MyClass* ptr= new MyClass;

 

As shown in the above, what will happen if the ctor failed inside?

 

In fact, when operator new is invoked, there are 2 jobs need to do: 1st, allocate memories, 2nd, call ctor. Now we can point out the precision position of failure, after memory allocation OK and inside ctor. but the result is very sad. we can not tell the failure in detail, because we only have a ptr.

 

The failure inside ctor drove people mad, so some team introduce an extreme way, disable ctor.
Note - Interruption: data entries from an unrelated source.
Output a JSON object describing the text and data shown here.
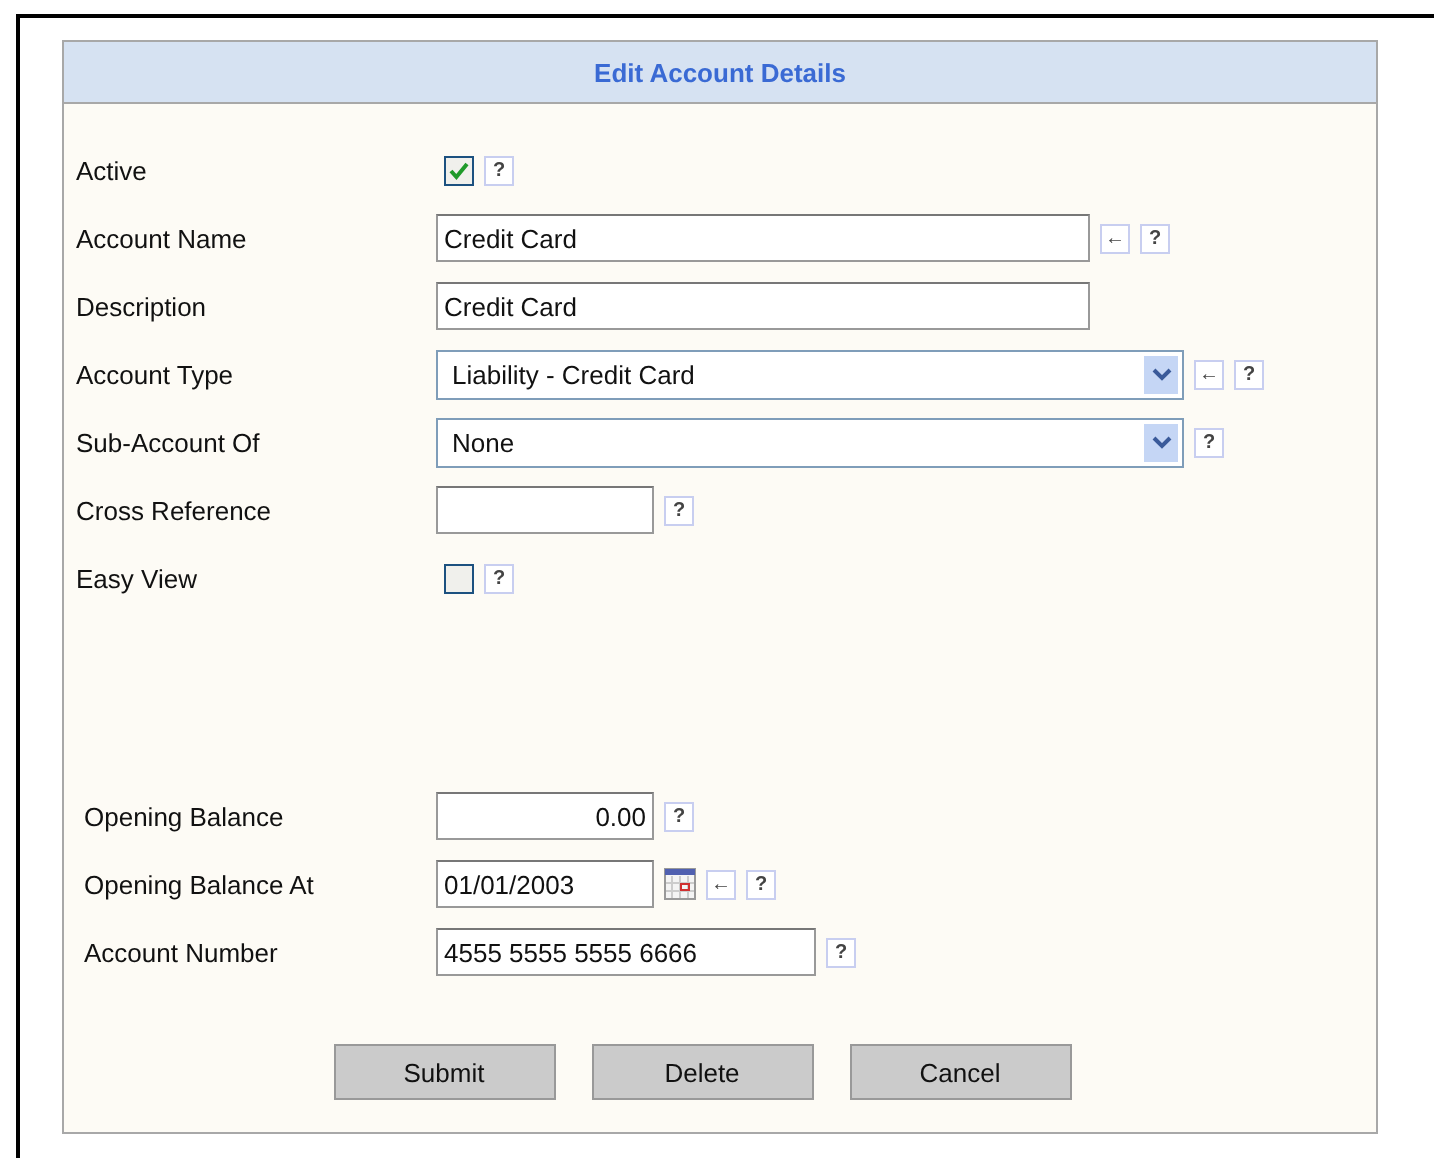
{
  "title": "Edit Account Details",
  "sections": [
    [
      {
        "label": "Active",
        "kind": "checkbox",
        "checked": true,
        "help": "?"
      },
      {
        "label": "Account Name",
        "kind": "text",
        "value": "Credit Card",
        "arrow": "←",
        "help": "?"
      },
      {
        "label": "Description",
        "kind": "text",
        "value": "Credit Card"
      },
      {
        "label": "Account Type",
        "kind": "select",
        "value": "Liability - Credit Card",
        "arrow": "←",
        "help": "?"
      },
      {
        "label": "Sub-Account Of",
        "kind": "select",
        "value": "None",
        "help": "?"
      },
      {
        "label": "Cross Reference",
        "kind": "short",
        "help": "?"
      },
      {
        "label": "Easy View",
        "kind": "checkbox",
        "checked": false,
        "help": "?"
      }
    ],
    [
      {
        "label": "Opening Balance",
        "kind": "amount",
        "value": "0.00",
        "help": "?"
      },
      {
        "label": "Opening Balance At",
        "kind": "date",
        "value": "01/01/2003",
        "arrow": "←",
        "help": "?"
      },
      {
        "label": "Account Number",
        "kind": "number",
        "value": "4555 5555 5555 6666",
        "help": "?"
      }
    ]
  ],
  "buttons": [
    "Submit",
    "Delete",
    "Cancel"
  ]
}
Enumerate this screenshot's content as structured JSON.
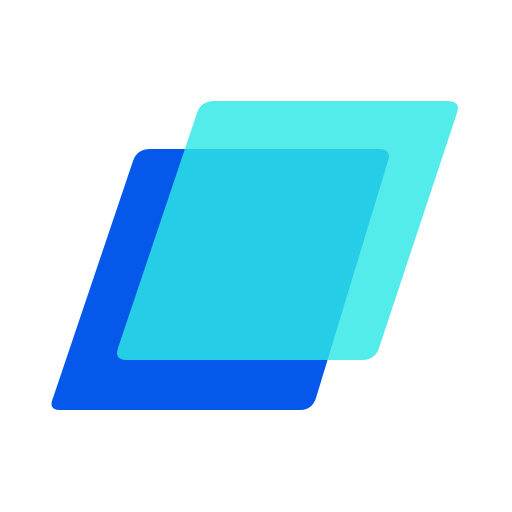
{
  "logo": {
    "icon_name": "stacked-parallelograms-logo-icon",
    "colors": {
      "background": "#ffffff",
      "back_shape": "#0558ea",
      "front_shape": "#2ee6e6",
      "front_opacity": 0.82
    }
  }
}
All the classes with data member can not have public ctor! they must be initialized in 2 steps as the following:

 

class Foo:public Base{

public:

     static Foo* _new(int data){

          Foo* self = Foo::_new_and_construct(data);

          CleanupStack::pop(self);

          return self;

     }

    

     static Foo* _new_and_construct(int data){

          Foo* self = new Foo;

          CleanupStack::_push(self);

          self->_construct(data);

          return self;

     }

    

     ~Foo(){}

    

private:

     Foo(){}   //disable init.

 

     void _construct(int data){

          _data=data;

     }

 

     int _data;

};

 

Foo* ptr = Foo::_new(5);

 

This is the 2 steps construction, the 1st step only allocate memories, since the ctor is empty, there will not be any further operations for the data member. then it enter the 2nd risk step, which may cause exception. the member function _construct will initialize all data members, the code convention forces all "doubted risk function" start with a prefix "_". If there are any pointer typed data members, they should be also initialized by using 2 steps construction.

 

The other rule is that, all such classes (which use 2 steps contraction) can not be instanced in stack, because they don't provide public ctor.

 

All the 2 methods explained in this essay are created by very clever and experienced people. What's the result? Yes, the resource allocated by programmer is managed while the system becomes somewhat more complicated. In recent days some great developers suggest to use RAII. It bring us a new idea.

 

Reference

[1] Scott Meyer, Effective C++.

[2] Andrei Alexandrescu, Modern C++ Design: Generic Programming and Design Pattern Applied. Addison Wesley, Feb. 2001

[3] Leigh Edwards, Richard Barker, etc. Developing series 60 Applications: A guide for symbian OS C++ developers. Addison Wesly.